Historical Parallels: Real Tech Breakthroughs Can Still Fuel Bubbles
The BIS drew on several historical precedents as a reference for the current AI hype. The report cited the canal mania of the 1830s, the British railway mania of the 1840s, and the dot-com bubble of the late 1990s, considering these events to provide "instructive analogies."
These episodes share a common trait: they all originated from genuine technological breakthroughs but ultimately attracted an excess of capital beyond what commercial returns could support. The BIS pointed out that "these episodes ended with an investment reversal and triggered economy-wide recessions."
The BIS does not entirely dismiss AI's development potential. The report acknowledges that AI has already provided a significant boost to global growth and could "significantly" enhance productivity over the next decade, delivering substantive efficiency gains for businesses. However, the historical gap between genuine technological potential and excessive capital enthusiasm is precisely the core logic behind the BIS's current warning.
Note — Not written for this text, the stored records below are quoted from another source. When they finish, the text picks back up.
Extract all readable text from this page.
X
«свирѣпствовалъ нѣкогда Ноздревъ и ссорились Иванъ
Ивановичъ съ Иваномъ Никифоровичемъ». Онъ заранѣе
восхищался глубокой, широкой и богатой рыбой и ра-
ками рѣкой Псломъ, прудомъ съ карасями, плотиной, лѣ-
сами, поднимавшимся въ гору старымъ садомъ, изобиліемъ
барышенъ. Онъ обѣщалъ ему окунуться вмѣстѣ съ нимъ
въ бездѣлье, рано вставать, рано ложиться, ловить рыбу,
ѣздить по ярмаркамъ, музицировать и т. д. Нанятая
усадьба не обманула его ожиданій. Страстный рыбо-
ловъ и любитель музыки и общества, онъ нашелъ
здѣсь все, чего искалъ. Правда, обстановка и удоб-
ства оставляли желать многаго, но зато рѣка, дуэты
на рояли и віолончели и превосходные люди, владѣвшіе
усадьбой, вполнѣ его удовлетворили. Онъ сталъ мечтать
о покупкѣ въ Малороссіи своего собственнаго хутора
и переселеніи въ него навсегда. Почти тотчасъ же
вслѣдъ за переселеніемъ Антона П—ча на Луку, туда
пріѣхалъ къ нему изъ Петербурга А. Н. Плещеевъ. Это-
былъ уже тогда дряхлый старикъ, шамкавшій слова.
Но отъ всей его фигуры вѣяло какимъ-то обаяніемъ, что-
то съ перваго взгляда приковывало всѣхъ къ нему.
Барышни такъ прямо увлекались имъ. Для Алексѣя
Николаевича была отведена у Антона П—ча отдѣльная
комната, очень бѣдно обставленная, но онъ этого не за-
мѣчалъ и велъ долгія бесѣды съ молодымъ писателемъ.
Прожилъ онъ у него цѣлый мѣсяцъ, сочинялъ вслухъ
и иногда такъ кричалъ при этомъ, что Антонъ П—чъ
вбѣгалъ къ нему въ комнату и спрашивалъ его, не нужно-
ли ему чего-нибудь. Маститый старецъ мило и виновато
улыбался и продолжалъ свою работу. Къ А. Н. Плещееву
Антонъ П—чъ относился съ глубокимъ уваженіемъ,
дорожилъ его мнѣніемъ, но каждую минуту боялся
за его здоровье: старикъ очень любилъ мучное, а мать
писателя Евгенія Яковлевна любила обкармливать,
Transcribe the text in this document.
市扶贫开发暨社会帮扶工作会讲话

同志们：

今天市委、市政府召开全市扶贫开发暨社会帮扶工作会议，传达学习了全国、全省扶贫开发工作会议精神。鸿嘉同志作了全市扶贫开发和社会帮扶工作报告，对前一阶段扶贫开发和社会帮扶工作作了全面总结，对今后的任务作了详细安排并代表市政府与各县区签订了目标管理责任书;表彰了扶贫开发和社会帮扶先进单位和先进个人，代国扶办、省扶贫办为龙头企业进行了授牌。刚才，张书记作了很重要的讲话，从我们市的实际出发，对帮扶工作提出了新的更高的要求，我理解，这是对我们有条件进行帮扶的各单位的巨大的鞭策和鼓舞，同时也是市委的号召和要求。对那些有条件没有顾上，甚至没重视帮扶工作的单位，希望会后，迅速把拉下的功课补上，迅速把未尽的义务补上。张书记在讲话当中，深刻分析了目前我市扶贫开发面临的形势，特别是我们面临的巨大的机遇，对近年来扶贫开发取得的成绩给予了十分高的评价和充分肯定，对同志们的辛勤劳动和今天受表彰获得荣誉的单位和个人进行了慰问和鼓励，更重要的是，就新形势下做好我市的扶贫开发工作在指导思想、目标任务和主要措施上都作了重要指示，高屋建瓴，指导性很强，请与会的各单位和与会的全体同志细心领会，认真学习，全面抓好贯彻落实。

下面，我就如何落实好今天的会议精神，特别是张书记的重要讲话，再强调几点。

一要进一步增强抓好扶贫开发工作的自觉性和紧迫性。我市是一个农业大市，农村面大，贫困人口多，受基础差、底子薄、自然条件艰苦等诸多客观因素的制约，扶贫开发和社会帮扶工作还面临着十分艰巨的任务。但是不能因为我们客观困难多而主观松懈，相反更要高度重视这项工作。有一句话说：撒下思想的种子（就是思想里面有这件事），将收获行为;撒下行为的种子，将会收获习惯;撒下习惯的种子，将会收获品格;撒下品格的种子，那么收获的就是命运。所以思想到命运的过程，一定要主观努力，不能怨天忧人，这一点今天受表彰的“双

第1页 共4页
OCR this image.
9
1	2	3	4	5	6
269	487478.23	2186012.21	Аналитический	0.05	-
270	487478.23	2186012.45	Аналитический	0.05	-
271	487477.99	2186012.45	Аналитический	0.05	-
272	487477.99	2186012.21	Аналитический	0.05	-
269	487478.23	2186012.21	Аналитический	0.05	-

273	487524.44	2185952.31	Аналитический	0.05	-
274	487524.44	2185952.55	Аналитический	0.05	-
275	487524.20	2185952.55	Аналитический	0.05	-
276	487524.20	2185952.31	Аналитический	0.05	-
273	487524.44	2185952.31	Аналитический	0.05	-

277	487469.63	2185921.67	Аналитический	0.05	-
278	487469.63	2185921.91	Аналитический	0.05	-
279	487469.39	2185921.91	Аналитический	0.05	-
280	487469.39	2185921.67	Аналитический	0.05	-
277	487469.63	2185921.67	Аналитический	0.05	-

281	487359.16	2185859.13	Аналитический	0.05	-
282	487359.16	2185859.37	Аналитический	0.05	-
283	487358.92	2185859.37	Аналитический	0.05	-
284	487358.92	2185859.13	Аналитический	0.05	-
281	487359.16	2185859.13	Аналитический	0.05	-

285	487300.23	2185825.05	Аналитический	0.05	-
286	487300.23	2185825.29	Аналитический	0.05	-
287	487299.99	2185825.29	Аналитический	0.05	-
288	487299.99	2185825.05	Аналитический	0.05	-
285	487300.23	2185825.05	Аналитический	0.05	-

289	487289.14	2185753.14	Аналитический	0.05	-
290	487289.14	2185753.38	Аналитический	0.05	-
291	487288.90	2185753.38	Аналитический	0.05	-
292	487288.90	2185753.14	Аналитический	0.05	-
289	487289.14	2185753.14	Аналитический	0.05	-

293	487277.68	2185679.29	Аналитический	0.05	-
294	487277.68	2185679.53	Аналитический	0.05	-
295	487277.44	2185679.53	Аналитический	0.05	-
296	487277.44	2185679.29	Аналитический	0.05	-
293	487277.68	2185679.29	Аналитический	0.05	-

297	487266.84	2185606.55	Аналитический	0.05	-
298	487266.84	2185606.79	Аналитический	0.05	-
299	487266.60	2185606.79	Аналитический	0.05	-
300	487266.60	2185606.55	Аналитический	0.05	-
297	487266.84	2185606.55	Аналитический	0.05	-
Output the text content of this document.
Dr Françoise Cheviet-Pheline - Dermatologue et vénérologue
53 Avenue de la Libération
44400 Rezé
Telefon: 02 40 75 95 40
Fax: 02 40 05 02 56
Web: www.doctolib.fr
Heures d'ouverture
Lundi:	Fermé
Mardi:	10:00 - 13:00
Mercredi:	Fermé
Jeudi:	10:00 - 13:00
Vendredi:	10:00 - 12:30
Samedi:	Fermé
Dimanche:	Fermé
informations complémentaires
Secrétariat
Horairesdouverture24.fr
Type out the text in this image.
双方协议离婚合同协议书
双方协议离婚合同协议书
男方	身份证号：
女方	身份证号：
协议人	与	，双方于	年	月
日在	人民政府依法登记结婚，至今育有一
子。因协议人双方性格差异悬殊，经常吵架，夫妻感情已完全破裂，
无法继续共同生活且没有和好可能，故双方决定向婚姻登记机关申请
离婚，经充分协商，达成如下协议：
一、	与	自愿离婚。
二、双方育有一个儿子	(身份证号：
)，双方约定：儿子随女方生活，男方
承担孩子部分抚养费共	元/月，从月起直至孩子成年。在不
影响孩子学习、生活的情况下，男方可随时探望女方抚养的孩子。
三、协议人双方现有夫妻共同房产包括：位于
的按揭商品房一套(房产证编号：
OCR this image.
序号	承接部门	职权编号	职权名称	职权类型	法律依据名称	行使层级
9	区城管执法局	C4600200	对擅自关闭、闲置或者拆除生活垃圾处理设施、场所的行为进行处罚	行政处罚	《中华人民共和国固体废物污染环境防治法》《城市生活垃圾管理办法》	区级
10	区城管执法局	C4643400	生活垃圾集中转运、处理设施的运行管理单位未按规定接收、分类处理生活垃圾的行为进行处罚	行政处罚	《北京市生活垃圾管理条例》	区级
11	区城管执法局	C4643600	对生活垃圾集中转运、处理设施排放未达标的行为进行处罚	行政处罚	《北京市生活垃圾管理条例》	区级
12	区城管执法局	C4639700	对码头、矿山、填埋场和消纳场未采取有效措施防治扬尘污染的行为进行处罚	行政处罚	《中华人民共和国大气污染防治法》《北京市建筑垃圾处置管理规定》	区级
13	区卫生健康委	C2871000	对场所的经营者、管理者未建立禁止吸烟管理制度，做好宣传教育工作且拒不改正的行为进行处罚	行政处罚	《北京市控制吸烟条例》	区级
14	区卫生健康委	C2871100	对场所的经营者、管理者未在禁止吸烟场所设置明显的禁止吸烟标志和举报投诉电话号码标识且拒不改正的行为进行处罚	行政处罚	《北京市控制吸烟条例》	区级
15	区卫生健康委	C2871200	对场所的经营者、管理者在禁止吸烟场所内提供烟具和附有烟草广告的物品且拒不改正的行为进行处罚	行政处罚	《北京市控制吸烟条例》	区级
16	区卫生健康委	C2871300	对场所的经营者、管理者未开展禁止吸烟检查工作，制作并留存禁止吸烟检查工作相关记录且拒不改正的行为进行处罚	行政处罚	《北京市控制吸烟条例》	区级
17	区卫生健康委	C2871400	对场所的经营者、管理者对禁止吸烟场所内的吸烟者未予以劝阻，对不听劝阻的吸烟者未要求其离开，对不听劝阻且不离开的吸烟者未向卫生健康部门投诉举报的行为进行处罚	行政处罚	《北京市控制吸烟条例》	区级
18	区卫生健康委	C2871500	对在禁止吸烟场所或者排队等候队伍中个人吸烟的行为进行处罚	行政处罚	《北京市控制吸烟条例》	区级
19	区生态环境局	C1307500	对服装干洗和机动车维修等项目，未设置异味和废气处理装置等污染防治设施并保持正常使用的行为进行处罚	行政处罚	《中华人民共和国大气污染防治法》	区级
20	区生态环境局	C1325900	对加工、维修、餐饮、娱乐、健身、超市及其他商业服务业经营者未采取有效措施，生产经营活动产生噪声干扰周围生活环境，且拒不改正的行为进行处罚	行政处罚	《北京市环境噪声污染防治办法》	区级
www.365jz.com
Broader Household Exposure Amplifies Market Downturn Risks
The BIS believes that, compared to historical tech bubbles, a major stock market correction triggered by the current AI hype would have a more widespread impact. The reason is that households now hold a significantly higher proportion of stocks relative to their wealth and income levels compared to the past. A substantial market downturn would therefore impact household balance sheets and consumer spending more directly.
Financial stability is also under threat. The BIS warned that the liabilities accumulated by AI companies through massive debt financing would amplify systemic risk pressures in the event of a market reversal.
Multiple Pressures Converge on Global Economy
Beyond AI risks, the BIS described the threats to the global economy as a convergence of multiple pressures. The war has led to the near-closure of the Strait of Hormuz trade route, through which roughly one-fifth of the world's oil and liquefied natural gas transited before the conflict. The BIS warned that the economic consequences of this persistent energy disruption "have not yet fully materialized."
The report stated that global economic dangers have already increased, with pressure points concentrated in four areas: persistent inflation risks, questionable sustainability of AI-related investments, accumulating financial vulnerabilities, and deteriorating fiscal positions in many countries. These four intertwined pressures constitute the main downside threats to the global economy in the view of the BIS.